1950s movies marathon – part 30
April 13, 2011 1 Comment
Viva Zapata! (1952, USA, Kazan)
Marlon Brando is the Mexican Moses, who leads the slaves out of Mexico into, well, Mexico. Watched it all. As biopics go, this one seems to be not intolerably inaccurate, although at the price of confusing viewers who have not made it a purpose of their life to study every twist and turn of the Mexican Revolution, which seems to have had an above average number of twists and turns.
Phone Call From a Stranger (1952, USA, Negulesco)
One thing I can’t tolerate in a movie is intentionally annoying characters. They’re just too annoying. I want to punch them. I want to get away. And then I remember – I can. Watched: 10 minutes.
Captive Women (1952, USA)
1000 years in the future, Earth is a battlefield, and John Travolta stalks the land. Watched: 10 minutes.

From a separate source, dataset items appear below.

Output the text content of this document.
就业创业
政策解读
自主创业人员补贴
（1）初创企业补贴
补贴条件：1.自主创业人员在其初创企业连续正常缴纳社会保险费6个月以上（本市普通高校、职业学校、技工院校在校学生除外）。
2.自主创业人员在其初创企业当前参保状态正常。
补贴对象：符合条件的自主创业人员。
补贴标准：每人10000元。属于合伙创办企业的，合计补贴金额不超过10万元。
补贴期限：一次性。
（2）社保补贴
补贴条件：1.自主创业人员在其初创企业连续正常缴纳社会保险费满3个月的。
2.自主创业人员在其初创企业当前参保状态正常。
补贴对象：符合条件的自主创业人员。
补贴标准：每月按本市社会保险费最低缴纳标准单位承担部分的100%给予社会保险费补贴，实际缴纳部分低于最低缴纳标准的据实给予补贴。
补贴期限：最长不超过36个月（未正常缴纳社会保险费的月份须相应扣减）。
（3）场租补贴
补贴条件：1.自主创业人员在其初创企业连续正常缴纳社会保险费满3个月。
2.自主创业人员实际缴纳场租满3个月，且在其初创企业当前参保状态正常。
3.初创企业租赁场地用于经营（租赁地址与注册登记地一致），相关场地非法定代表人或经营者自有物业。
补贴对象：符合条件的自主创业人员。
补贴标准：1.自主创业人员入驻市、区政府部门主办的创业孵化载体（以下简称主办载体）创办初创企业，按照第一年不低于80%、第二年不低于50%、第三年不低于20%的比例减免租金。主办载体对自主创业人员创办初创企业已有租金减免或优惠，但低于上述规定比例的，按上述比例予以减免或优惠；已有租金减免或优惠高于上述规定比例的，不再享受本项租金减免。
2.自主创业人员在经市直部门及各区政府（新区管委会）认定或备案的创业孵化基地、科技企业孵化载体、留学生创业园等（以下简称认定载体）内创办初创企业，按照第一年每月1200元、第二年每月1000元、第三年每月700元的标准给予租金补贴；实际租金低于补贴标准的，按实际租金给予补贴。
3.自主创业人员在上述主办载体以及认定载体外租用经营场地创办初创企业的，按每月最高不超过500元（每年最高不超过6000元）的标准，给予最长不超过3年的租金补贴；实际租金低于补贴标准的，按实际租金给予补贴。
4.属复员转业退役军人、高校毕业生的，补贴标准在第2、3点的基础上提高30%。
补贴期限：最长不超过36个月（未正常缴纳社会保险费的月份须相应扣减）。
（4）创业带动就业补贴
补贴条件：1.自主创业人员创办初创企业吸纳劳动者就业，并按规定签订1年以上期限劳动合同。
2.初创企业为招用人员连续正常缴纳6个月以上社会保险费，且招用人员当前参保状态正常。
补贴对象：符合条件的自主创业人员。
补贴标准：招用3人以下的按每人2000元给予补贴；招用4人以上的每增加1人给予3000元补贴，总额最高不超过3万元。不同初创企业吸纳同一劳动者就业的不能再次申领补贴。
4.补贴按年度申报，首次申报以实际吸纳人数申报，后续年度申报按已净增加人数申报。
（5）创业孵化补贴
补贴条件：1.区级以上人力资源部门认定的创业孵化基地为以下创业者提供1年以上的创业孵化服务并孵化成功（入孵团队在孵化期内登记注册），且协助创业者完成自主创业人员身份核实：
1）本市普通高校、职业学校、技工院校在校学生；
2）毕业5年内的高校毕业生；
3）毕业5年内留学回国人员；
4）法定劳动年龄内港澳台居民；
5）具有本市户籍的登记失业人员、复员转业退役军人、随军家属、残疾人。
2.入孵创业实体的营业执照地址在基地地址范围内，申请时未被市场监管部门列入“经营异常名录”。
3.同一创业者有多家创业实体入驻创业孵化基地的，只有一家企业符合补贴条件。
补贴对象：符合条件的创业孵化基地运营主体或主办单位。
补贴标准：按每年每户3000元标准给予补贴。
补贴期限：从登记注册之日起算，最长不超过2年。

Singin’ in the Rain (1952, USA)
Make them laugh, make them laugh, make them laugh. Watched it all, many times before, and again now. Partly because it’s fantastic, and partly because for the first time now I understand the context it was made in. This is MGM’s goodbye to old Hollywood, a response to Sunset Boulevard, and its exact opposite in every way: Cheerful where Sunset was dark, naive where it was cynical.
Kid Monk Baroni (1952, USA)
Hey, it’s Leonard Nimoy, as an angry young punk off the streets! I love first sightings of famous actors, (although Nimoy is arguably more famous as a poet). Watched: 5 minutes.